5.31.2020 | Dear students: A shared responsibility to achieve justice
This afternoon I joined the Community-Wide Prayer Gathering and marched through the King-Lincoln District to Shiloh Baptist Church. Throughout the songs, speeches, and prayers, Amadou Diallo was on my mind. I keep coming back to this name. This man. Unarmed. And fired upon by police with 41 bullets. In 1999, New York City. Definitely not the first innocent Black man to be killed by the police, and unfortunately not the last.
But, as a person growing up with the privilege of whiteness on my side, it was the national outrage following the murder of Diallo that opened my eyes to the systemic nature of police brutality and the impacts of institutionalized racism. It made me angry.
Every year, more names are recited with the accompanying chant of “Say His Name.” And, now, George Floyd.
The death of George Floyd, a 46-year-old Black man, on May 25, at the hands of Minneapolis police officers and other recent acts of racism and racial violence underscore the need for us here at CCAD and for all Americans to join together to confront injustice in a united, meaningful way.
The institutionalized racism and injustice that allows these murders and abuses to happen time and time again with little or no consequences for the perpetrators will not be upended by rooting out the “bad apples,” though those responsible must be held accountable. And, no, it won’t be solved by breaking windows in our neighborhood, though the grief and outrage that leads to these actions are understandable. And, no, it won’t be solved with only talk.
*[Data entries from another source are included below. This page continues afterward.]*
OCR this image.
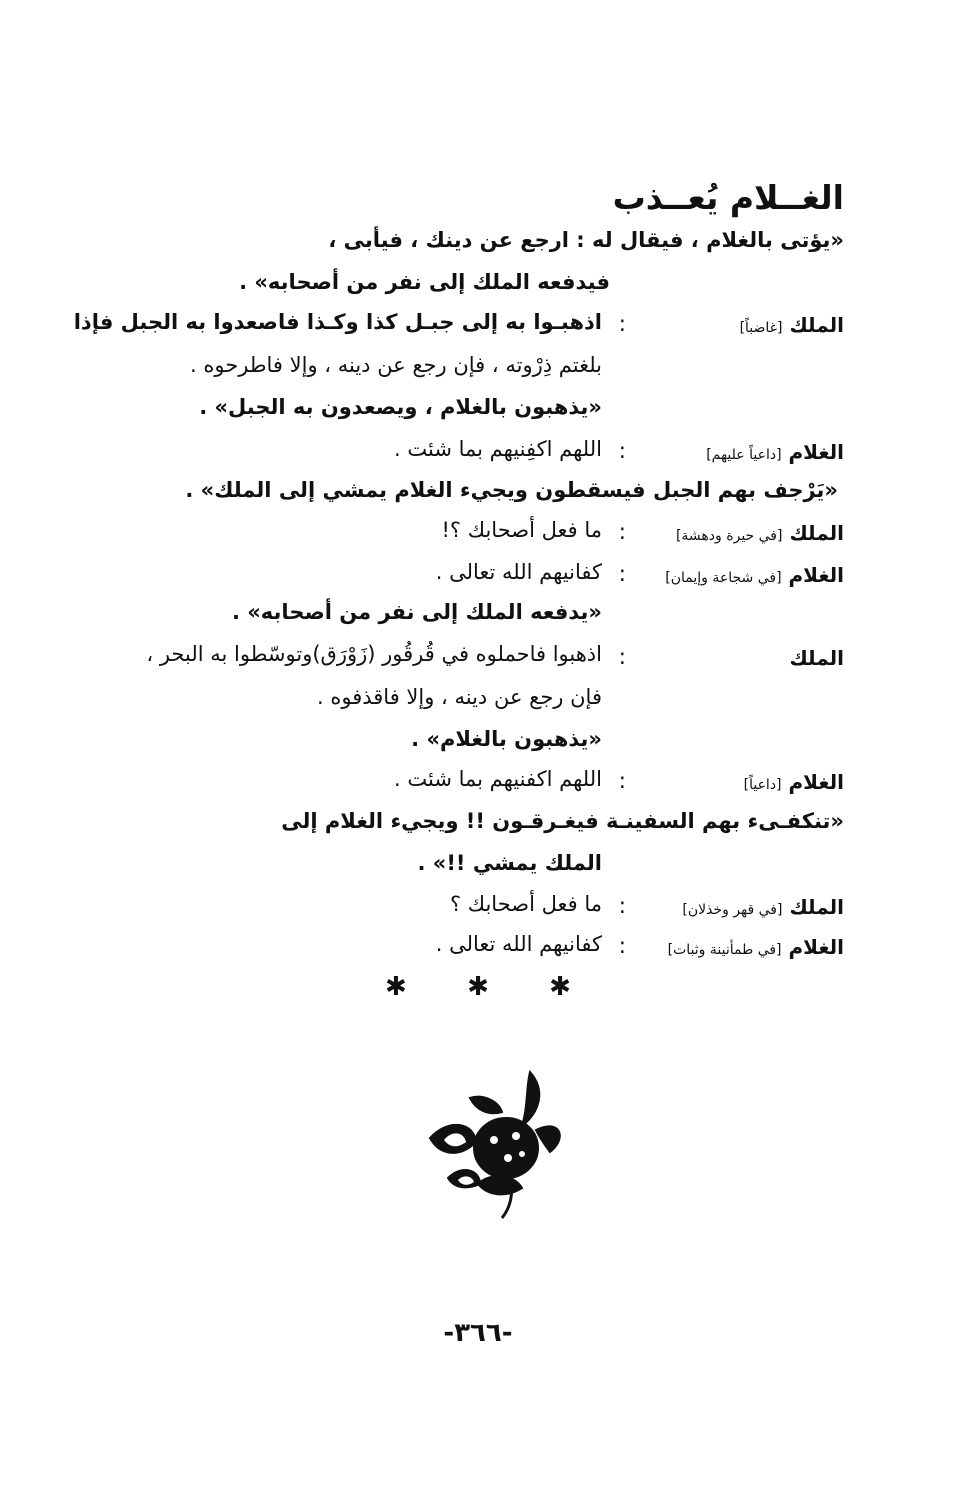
الغــلام يُعــذب
«يؤتى بالغلام ، فيقال له : ارجع عن دينك ، فيأبى ،
فيدفعه الملك إلى نفر من أصحابه» .
الملك [غاضباً]
:
اذهبـوا به إلى جبـل كذا وكـذا فاصعدوا به الجبل فإذا
بلغتم ذِرْوته ، فإن رجع عن دينه ، وإلا فاطرحوه .
«يذهبون بالغلام ، ويصعدون به الجبل» .
الغلام [داعياً عليهم]
:
اللهم اكفِنيهم بما شئت .
«يَرْجف بهم الجبل فيسقطون ويجيء الغلام يمشي إلى الملك» .
الملك [في حيرة ودهشة]
:
ما فعل أصحابك ؟!
الغلام [في شجاعة وإيمان]
:
كفانيهم الله تعالى .
«يدفعه الملك إلى نفر من أصحابه» .
الملك
:
اذهبوا فاحملوه في قُرقُور (زَوْرَق)وتوسّطوا به البحر ،
فإن رجع عن دينه ، وإلا فاقذفوه .
«يذهبون بالغلام» .
الغلام [داعياً]
:
اللهم اكفنيهم بما شئت .
«تنكفـىء بهم السفينـة فيغـرقـون !! ويجيء الغلام إلى
الملك يمشي !!» .
الملك [في قهر وخذلان]
:
ما فعل أصحابك ؟
الغلام [في طمأنينة وثبات]
:
كفانيهم الله تعالى .
✱ ✱ ✱
-٣٦٦-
Talking is not enough, though it’s an important step.
Instead, we must take action. We must work together, using whatever privileges and powers we have, to advocate for justice, an end to systemic racism, and a dismantling of the institutions that sustain inequality within our communities. In addition to doing what we can as a leader in the region, we at CCAD have to look inward and make sure our own institution is not unknowingly contributing to racism and injustice within the college.
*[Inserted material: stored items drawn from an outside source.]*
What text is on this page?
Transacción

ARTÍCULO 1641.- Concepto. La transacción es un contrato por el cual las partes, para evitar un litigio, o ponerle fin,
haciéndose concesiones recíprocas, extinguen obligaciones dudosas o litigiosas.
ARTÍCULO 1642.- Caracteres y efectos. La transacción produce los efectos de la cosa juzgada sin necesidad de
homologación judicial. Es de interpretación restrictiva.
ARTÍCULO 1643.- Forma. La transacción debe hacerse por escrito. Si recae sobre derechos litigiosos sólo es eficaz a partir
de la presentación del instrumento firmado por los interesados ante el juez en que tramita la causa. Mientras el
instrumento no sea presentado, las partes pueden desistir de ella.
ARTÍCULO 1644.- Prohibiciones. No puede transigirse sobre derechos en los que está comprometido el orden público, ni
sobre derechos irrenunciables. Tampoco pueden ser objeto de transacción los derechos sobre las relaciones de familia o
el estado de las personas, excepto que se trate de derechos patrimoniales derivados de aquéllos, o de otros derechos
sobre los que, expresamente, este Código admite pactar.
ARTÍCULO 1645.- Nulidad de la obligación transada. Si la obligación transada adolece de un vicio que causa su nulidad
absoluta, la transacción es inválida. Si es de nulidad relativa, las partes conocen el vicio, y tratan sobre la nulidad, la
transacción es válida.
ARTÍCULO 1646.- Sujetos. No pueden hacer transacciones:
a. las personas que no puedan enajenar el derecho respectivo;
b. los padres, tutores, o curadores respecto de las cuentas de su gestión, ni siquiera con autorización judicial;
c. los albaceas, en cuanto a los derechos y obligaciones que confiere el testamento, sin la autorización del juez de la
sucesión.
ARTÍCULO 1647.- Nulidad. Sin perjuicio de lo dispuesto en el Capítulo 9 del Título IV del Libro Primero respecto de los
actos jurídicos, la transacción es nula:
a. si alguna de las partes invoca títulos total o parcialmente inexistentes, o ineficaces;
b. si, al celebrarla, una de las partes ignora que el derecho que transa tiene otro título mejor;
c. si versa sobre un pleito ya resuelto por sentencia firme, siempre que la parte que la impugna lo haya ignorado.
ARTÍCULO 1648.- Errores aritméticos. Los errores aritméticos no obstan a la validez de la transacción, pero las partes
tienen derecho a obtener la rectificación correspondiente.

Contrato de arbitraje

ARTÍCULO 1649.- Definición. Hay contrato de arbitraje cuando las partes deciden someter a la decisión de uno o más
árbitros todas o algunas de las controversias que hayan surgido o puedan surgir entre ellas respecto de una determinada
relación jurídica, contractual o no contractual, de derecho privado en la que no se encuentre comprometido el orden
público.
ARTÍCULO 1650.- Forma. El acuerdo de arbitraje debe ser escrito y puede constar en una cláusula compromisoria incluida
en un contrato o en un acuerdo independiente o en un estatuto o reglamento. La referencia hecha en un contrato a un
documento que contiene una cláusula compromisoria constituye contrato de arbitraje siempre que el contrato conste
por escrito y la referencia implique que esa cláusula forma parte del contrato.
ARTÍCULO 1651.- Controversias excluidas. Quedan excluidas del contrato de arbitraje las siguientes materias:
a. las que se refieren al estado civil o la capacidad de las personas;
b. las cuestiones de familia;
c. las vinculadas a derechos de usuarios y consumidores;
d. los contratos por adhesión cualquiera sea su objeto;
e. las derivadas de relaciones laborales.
At CCAD, there is always more we can do to support our students of color and ensure that our entire student body understands that our community is one that stands for justice, equity, and inclusivity.
At CCAD, we will support students of color to succeed as students, to tell their stories, to share their voices with the world, and to make a living after graduating as creatives of color. We will work to ensure the classroom environment is one that lifts up and makes room for all voices and experiences. We will do better to ensure all of our students have a diverse faculty body with whom to work. And, we will listen to what our students need from us.
We may not always get it right. Alone, we may not be able to solve the systemic racism that led to the deaths of Amadou Diallo, Tyre King (here in our own neighborhood), George Floyd, and so many others. But, we will always do our best to stand on the right side of history, to use our institutional voice to speak out against injustice, to support our students of color—and all of our students—who are the creative voices making the world a better place.
Students, to this end, I invite you to a conversation on Friday, June 5, at 4 p.m. (details to come later this week). I will be there to listen. I want to know how you’re doing and what you need. And I want to work with you to ensure that CCAD is a place of justice, and one that lives by its Core Values of respect, positivity, accountability, and inspiration each and every day.